High Thermoelectric Performance in the Wide Band-Gap AgGa1-xTe2 Compounds: Directional Negative Thermal Expansion and Intrinsically Low Thermal Conductivity

A deficiency of Ga in wide band-gap AgGa1-xTe2 semiconductors (1.2 eV) can be used to optimize the electrical transport properties and reduce the thermal conductivity to achieve ZT > 1 at 873 K. First-principles density functional theory calculations and a Boson peak observed in the low temperature heat capacity data indicate the presence of strong coupling between optical phonons with low frequency and heat carrying acoustical phonons, resulting in a depressed maximum of Debye frequency in the first Brillouin zone and low phonon velocities.

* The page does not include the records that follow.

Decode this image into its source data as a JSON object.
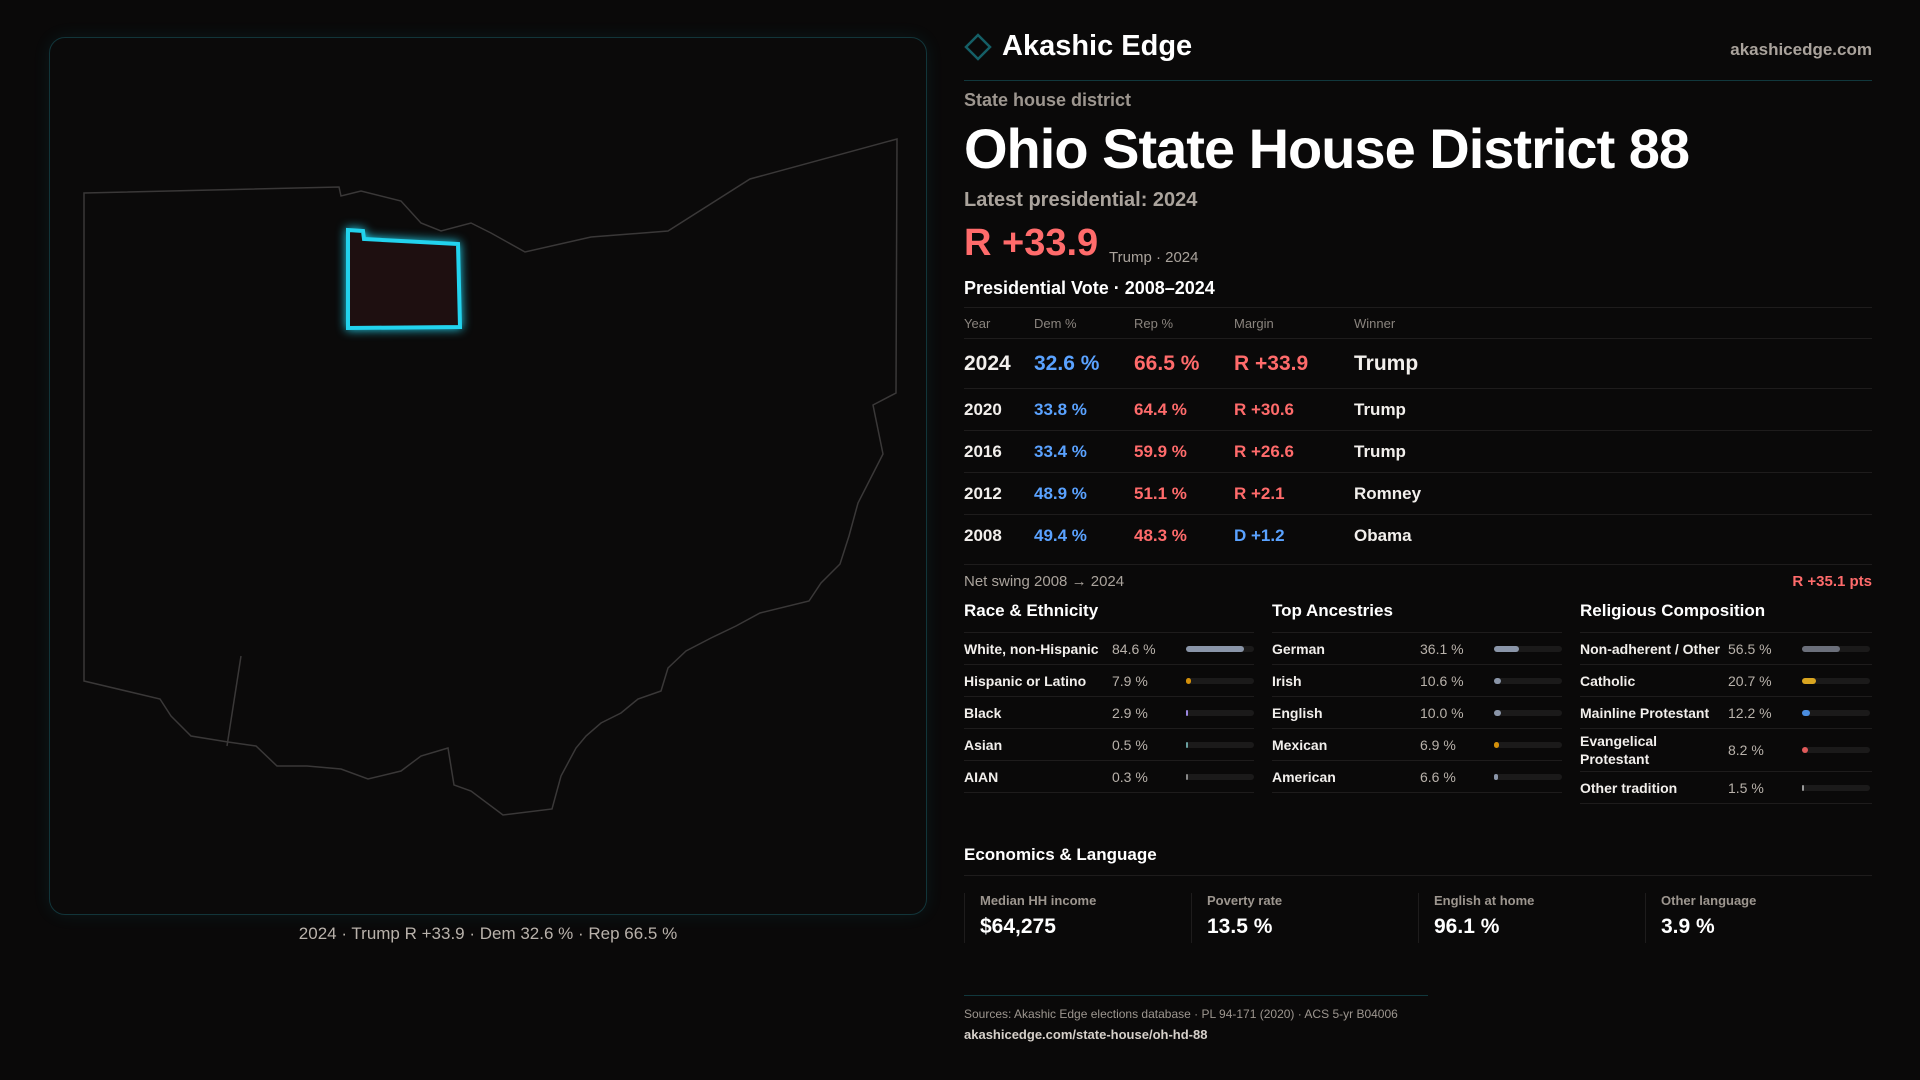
{
  "map": {
    "caption": "2024 · Trump R +33.9 · Dem 32.6 % · Rep 66.5 %",
    "highlight_color": "#22d3ee"
  },
  "header": {
    "brand": "Akashic Edge",
    "site": "akashicedge.com",
    "logo_icon": "diamond-icon"
  },
  "district": {
    "kind": "State house district",
    "title": "Ohio State House District 88",
    "latest": "Latest presidential: 2024",
    "margin": "R +33.9",
    "margin_sub": "Trump · 2024"
  },
  "colors": {
    "dem": "#5aa2ff",
    "rep": "#ff6b6b",
    "accent": "#22d3ee"
  },
  "votes": {
    "title": "Presidential Vote · 2008–2024",
    "headers": [
      "Year",
      "Dem %",
      "Rep %",
      "Margin",
      "Winner"
    ],
    "rows": [
      {
        "year": "2024",
        "dem": "32.6 %",
        "rep": "66.5 %",
        "margin": "R +33.9",
        "party": "rep",
        "winner": "Trump"
      },
      {
        "year": "2020",
        "dem": "33.8 %",
        "rep": "64.4 %",
        "margin": "R +30.6",
        "party": "rep",
        "winner": "Trump"
      },
      {
        "year": "2016",
        "dem": "33.4 %",
        "rep": "59.9 %",
        "margin": "R +26.6",
        "party": "rep",
        "winner": "Trump"
      },
      {
        "year": "2012",
        "dem": "48.9 %",
        "rep": "51.1 %",
        "margin": "R +2.1",
        "party": "rep",
        "winner": "Romney"
      },
      {
        "year": "2008",
        "dem": "49.4 %",
        "rep": "48.3 %",
        "margin": "D +1.2",
        "party": "dem",
        "winner": "Obama"
      }
    ],
    "swing_label": "Net swing 2008 → 2024",
    "swing_value": "R +35.1 pts"
  },
  "race": {
    "title": "Race & Ethnicity",
    "items": [
      {
        "label": "White, non-Hispanic",
        "pct": "84.6 %",
        "value": 84.6,
        "color": "#8a95a8"
      },
      {
        "label": "Hispanic or Latino",
        "pct": "7.9 %",
        "value": 7.9,
        "color": "#d4900a"
      },
      {
        "label": "Black",
        "pct": "2.9 %",
        "value": 2.9,
        "color": "#9b87e0"
      },
      {
        "label": "Asian",
        "pct": "0.5 %",
        "value": 0.5,
        "color": "#6aa0a0"
      },
      {
        "label": "AIAN",
        "pct": "0.3 %",
        "value": 0.3,
        "color": "#888"
      }
    ]
  },
  "ancestry": {
    "title": "Top Ancestries",
    "items": [
      {
        "label": "German",
        "pct": "36.1 %",
        "value": 36.1,
        "color": "#8a95a8"
      },
      {
        "label": "Irish",
        "pct": "10.6 %",
        "value": 10.6,
        "color": "#8a95a8"
      },
      {
        "label": "English",
        "pct": "10.0 %",
        "value": 10.0,
        "color": "#8a95a8"
      },
      {
        "label": "Mexican",
        "pct": "6.9 %",
        "value": 6.9,
        "color": "#d4900a"
      },
      {
        "label": "American",
        "pct": "6.6 %",
        "value": 6.6,
        "color": "#8a95a8"
      }
    ]
  },
  "religion": {
    "title": "Religious Composition",
    "items": [
      {
        "label": "Non-adherent / Other",
        "pct": "56.5 %",
        "value": 56.5,
        "color": "#6b6f7a"
      },
      {
        "label": "Catholic",
        "pct": "20.7 %",
        "value": 20.7,
        "color": "#d9a520"
      },
      {
        "label": "Mainline Protestant",
        "pct": "12.2 %",
        "value": 12.2,
        "color": "#4a8de0"
      },
      {
        "label": "Evangelical Protestant",
        "pct": "8.2 %",
        "value": 8.2,
        "color": "#e05a5a"
      },
      {
        "label": "Other tradition",
        "pct": "1.5 %",
        "value": 1.5,
        "color": "#999"
      }
    ]
  },
  "economics": {
    "title": "Economics & Language",
    "cards": [
      {
        "label": "Median HH income",
        "value": "$64,275"
      },
      {
        "label": "Poverty rate",
        "value": "13.5 %"
      },
      {
        "label": "English at home",
        "value": "96.1 %"
      },
      {
        "label": "Other language",
        "value": "3.9 %"
      }
    ]
  },
  "footer": {
    "sources": "Sources: Akashic Edge elections database · PL 94-171 (2020) · ACS 5-yr B04006",
    "url": "akashicedge.com/state-house/oh-hd-88"
  }
}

Moreover, the Ag-Te bond lengths and Te-Ag-Te bond angles increase with rising temperature, leading to a significant distortion of the [AgTe4](7-) tetrahedra, but an almost unmodified [GaTe4](5-) tetrahedra. This behavior results in lattice expansion in the ab-plane and contraction along the c-axis, corresponding to the positive and negative Gruneisen parameters in the phonon spectral calculations. This effect gives rise to the large anharmonic behavior of the lattice. These factors together with the low frequency vibrations of Ag and Te atoms in the structure lead to an ultralow thermal conductivity of 0.18 W m(-1) K-1 at 873 K.